Week 4

This week has absolutely flown by. I think it is because I’ve been coding so much; staring at a computer screen seems to make the time pass quicker. My work this week involved a lot of trial and error as I put theory to practice in creating a Bayesian Network.


Goals

  1. Create a Bayesian Network program than can perform inference through Variable Elimination and Likelihood Weighting
    • This has been my big project this week. I have uploaded my code, text files for each test network, and screenshots of those networks in Netica to GitHub. Seeing the code work on large networks at the end of the week was extremely satisfying because at the beginning of the week, I had no idea of how to go about creating this program.
  2. Outline the final paper Abstract, draft the Introduction, and Peer Review someone’s Related Work and Methods sections
    • Rob has done most of the paper work this week. Dr. Natarajan said that the timeline for writing our paper is different than other group’s timelines due to the nature of Machine Learning research. The majority of our paper writing and editing will be done in the last week or two of the program.

Weekend

This weekend was a lot of fun. As usual, I went to the farmer’s market on Saturday morning.
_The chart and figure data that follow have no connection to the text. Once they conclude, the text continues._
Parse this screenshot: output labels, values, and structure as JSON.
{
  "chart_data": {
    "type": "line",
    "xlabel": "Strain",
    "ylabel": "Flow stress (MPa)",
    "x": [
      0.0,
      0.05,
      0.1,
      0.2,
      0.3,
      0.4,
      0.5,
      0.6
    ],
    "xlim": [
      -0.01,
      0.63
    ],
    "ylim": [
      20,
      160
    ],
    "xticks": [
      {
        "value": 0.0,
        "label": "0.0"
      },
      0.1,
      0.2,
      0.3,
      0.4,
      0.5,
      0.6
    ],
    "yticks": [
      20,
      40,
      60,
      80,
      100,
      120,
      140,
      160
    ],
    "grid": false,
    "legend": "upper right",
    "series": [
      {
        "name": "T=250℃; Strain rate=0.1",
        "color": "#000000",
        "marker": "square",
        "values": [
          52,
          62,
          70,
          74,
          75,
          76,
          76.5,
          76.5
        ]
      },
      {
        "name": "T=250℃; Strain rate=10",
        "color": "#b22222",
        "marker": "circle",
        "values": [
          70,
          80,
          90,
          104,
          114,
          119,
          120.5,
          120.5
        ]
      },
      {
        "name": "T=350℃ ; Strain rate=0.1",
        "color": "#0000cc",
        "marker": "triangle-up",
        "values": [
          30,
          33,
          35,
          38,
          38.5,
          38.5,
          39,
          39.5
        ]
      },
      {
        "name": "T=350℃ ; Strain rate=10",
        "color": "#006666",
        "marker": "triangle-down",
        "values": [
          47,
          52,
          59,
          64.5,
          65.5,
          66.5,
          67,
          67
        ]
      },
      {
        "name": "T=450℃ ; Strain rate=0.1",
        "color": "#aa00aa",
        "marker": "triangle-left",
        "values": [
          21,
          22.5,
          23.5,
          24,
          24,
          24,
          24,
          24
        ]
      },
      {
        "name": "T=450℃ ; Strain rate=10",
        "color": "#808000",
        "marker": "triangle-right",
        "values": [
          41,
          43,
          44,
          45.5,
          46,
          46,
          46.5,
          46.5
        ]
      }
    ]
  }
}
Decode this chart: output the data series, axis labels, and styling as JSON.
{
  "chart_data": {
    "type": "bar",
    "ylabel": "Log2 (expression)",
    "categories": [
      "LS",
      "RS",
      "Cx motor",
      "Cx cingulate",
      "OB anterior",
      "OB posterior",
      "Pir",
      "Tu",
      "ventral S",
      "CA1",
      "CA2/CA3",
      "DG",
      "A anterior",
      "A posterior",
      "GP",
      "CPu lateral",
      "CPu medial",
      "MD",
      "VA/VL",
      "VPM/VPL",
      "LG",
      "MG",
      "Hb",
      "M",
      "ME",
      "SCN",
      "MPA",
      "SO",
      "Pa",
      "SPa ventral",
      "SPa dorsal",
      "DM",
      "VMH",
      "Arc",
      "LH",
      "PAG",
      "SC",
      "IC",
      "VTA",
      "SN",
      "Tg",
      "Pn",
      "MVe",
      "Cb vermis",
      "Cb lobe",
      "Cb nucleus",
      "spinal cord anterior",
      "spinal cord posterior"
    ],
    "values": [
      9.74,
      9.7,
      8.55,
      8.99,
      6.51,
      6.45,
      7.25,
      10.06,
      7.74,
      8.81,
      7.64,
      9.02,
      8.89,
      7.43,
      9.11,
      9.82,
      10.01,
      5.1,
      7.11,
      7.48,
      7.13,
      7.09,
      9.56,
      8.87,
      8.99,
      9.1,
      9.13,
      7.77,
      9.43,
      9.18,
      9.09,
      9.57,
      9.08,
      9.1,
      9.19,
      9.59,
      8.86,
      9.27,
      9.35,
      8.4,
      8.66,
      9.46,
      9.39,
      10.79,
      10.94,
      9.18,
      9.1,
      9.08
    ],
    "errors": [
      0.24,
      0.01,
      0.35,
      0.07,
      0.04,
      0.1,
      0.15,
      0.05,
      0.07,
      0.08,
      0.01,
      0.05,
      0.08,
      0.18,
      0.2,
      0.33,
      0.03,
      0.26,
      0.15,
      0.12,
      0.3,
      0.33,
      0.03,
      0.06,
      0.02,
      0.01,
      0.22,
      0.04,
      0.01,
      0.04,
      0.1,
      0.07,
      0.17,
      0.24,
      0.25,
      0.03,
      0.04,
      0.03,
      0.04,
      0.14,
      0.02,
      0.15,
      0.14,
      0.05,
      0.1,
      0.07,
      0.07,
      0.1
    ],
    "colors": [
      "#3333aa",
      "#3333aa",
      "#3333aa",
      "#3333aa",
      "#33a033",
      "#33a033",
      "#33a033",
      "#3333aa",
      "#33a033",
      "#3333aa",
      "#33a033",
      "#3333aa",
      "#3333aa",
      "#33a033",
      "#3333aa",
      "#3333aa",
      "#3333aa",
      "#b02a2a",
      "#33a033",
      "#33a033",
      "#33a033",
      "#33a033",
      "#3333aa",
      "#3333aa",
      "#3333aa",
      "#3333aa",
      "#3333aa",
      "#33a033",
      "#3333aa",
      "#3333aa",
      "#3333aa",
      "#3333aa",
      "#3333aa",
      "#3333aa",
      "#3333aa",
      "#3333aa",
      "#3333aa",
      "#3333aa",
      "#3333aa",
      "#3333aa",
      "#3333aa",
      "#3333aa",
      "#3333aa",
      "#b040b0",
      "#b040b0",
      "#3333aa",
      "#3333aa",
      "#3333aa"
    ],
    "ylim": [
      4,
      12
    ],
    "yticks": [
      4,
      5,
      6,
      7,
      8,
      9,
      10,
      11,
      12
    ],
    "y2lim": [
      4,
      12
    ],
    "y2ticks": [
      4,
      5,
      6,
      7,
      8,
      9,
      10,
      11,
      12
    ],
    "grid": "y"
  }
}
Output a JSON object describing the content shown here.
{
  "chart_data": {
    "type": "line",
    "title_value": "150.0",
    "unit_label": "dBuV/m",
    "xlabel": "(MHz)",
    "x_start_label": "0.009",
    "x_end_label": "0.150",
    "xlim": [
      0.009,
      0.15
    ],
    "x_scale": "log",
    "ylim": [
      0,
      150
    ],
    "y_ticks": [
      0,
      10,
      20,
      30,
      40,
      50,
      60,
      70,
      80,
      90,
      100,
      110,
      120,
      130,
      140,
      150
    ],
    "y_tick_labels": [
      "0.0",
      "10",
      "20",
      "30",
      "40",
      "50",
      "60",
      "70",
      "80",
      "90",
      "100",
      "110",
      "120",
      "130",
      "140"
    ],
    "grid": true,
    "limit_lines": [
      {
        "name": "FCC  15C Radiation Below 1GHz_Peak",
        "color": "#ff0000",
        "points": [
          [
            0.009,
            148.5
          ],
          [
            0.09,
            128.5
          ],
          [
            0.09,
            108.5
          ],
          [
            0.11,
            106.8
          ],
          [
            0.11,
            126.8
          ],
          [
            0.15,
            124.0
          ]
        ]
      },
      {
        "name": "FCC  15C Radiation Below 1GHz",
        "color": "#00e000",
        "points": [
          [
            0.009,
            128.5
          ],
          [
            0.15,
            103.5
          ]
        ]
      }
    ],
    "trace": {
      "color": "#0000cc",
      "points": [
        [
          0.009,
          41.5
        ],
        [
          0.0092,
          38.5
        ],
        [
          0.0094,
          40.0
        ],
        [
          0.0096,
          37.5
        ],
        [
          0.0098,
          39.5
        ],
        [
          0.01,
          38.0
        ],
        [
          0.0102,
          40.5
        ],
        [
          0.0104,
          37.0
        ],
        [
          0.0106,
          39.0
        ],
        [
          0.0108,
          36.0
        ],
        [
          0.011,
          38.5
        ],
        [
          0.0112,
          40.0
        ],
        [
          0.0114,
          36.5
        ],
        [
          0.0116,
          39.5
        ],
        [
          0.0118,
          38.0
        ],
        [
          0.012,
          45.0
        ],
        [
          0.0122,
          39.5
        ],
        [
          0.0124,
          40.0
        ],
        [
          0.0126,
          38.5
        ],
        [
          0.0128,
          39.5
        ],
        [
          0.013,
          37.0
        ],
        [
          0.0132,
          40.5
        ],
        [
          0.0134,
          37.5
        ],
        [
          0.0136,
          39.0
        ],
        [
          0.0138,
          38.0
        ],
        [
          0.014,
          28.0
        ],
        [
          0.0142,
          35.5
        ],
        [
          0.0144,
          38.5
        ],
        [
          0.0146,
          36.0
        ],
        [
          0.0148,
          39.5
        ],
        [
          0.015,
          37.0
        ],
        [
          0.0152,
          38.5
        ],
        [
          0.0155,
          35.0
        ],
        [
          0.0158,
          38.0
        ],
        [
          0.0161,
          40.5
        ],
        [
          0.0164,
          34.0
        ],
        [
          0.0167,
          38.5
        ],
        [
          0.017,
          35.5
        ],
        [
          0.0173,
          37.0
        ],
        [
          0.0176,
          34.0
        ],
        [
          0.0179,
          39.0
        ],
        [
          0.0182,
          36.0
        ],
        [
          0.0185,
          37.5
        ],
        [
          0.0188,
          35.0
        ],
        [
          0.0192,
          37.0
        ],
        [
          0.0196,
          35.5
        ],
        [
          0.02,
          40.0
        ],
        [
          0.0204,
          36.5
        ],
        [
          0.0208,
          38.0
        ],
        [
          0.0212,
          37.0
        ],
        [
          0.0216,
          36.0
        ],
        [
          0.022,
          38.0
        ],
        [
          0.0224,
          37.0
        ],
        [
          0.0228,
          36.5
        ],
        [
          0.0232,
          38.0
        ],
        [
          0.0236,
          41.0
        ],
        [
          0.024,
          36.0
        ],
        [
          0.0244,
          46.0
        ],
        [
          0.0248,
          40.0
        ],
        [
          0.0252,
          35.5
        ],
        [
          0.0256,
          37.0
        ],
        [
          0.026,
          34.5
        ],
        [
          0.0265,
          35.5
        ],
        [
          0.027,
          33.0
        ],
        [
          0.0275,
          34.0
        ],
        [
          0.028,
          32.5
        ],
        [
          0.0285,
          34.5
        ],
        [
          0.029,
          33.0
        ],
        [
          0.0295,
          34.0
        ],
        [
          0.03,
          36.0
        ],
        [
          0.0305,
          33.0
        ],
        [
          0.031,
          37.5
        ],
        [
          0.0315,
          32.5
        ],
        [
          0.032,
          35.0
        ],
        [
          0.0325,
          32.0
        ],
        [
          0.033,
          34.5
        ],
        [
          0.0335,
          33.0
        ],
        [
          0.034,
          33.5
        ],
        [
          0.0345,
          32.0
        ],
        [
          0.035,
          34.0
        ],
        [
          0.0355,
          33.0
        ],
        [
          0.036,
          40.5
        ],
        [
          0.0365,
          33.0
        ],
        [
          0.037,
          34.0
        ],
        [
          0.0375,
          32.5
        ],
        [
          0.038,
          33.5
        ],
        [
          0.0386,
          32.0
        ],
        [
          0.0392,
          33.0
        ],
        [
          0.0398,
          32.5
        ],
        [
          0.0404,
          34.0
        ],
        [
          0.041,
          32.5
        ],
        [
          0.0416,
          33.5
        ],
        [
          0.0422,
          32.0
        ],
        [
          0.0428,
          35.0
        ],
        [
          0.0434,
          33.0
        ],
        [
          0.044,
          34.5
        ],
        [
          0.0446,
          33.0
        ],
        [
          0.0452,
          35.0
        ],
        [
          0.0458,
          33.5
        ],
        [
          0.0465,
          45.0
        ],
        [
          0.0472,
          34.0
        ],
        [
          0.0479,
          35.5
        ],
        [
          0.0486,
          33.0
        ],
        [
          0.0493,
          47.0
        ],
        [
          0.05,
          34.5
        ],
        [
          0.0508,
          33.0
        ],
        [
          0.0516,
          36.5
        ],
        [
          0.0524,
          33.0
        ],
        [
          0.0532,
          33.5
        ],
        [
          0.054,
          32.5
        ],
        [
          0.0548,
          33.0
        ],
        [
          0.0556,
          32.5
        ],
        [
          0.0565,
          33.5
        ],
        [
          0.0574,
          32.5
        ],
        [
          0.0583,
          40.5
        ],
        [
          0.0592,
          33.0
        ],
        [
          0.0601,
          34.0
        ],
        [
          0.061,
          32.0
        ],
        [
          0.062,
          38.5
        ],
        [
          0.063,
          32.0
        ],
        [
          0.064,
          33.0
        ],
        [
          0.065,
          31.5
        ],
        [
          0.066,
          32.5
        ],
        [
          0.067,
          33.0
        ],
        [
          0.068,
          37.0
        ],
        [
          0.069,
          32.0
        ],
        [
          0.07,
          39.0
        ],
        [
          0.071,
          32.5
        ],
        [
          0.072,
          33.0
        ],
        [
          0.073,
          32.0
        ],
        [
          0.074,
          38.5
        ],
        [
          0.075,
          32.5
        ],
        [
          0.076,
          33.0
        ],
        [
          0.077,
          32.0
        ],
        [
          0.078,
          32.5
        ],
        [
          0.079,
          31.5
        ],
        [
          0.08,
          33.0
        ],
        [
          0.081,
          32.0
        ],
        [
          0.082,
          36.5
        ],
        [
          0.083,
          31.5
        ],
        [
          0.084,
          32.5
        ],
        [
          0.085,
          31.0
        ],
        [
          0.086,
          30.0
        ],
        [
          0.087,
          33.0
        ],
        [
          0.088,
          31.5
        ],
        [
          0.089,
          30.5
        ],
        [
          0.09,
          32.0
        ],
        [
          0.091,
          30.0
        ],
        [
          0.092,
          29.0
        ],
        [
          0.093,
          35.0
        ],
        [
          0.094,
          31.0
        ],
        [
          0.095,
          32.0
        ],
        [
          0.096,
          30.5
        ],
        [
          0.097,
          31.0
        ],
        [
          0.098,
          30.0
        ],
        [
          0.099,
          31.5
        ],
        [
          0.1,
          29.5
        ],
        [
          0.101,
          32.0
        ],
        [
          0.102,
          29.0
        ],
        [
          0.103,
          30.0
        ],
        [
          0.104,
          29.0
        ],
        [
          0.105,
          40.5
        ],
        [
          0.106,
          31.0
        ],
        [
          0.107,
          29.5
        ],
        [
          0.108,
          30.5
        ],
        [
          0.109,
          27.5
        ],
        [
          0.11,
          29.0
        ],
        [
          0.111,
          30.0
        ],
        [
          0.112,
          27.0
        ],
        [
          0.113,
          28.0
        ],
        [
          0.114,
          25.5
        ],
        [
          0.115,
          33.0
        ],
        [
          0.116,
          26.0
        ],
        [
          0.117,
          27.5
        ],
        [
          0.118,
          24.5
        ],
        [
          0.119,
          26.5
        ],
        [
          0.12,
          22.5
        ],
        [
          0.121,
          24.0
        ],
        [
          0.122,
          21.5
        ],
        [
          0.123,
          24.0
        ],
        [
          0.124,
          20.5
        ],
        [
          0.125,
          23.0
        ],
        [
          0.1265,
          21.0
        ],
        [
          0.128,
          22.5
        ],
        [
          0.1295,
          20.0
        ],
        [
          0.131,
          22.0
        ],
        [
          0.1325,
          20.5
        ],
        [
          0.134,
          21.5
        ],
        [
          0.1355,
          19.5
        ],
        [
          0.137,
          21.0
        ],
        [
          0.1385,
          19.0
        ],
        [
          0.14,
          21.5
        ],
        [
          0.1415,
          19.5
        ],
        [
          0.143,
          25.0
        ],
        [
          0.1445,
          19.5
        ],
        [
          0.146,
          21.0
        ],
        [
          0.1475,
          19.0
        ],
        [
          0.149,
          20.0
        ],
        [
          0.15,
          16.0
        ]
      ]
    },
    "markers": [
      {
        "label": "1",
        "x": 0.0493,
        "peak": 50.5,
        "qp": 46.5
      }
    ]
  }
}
Anne, Gabby, and I decided to stop by The Village Deli for brunch afterwards. The giant pancake was fantastic.

Week4_brunch.jpg

I was so drained from the previous week that I took a 4 hour nap. Thankfully, I woke up in time to go to Dr. Siek’s house for dinner.

Dr. Siek’s party was a blast. All of the ProHealth students and most of the faculty and graduate student advisors were there. Some of us played on Dr. Siek’s awesome play-structure with her daughters, which was a lot of fun.  The homemade food was delicious, especially the butternut squash strata. I would be elated if she hosts another ProHealth party this summer.

Week4_BBQ1.jpg

On Sunday, I checked out the Bloomington’s Christian Science Church alongside Thomas and Disaiah. It was a different sort of service than I am used to. I’m glad that I now know what attending a Christian Science Church is like.

Week4_church.JPG

I spent a good portion of the afternoon working on modifying the BayesNets code I had to perform variable elimination. Most of my trouble was with keeping track of where nodes landed in the probability tables when multiplied. Too many .index(item) calls were being made.

Monday

Today was a good learning experience, if a tad frustrating. The code I wrote today is trash, but now I have a good idea of what I actually need to do to make a working program. The way I was keeping track of Boolean values in the truth tables was inefficient, so I’ve decided to make each row a tuple of booleans and map the tuple to it’s corresponding value.  There is probably an even better way to do this, but at least I’m improving on what I had. Using this structure, multiplying tables and summing out variables should become easier to implement.

Tuesday

After a full day of coding, I have a working program! Given the query, evidence, and elimination order, the program can find the probability of the query using variable elimination, an exact inference technique. This worked well on the basic 5 node ALARM network. I kind of cut it close with this program since we are meeting with Dr. Natarajan tomorrow to discuss it.

Wednesday

Rob and I talked to Dr. Natarajan today about the program. He told me to stress test the program with a network of 30-40 nodes. Also, I am supposed extend the program with a likelihood weighing algorithm. Rob is supposed to find a good Bayesian Network module such as OpenBayes or GPy so that we can compare the results.

Right after my meeting with Dr. Natarajan, we went to the Wednesday Workshop. Dr. Siek talked about how to write an abstract and review a paper. We also looked at some professional websites to get ideas for the website we will be creating this summer.

Once that meeting ended, I started to work making a large network. As a base, I used a complex network already constructed in Netica. I made all of the nodes hold true/false values and renamed them with letters of the alphabet. There were 37 nodes. I made a copy of the file and deleted some nodes so that I could have a 26 node network as well. Then, I wrote the data from each node into a text file that my program could read.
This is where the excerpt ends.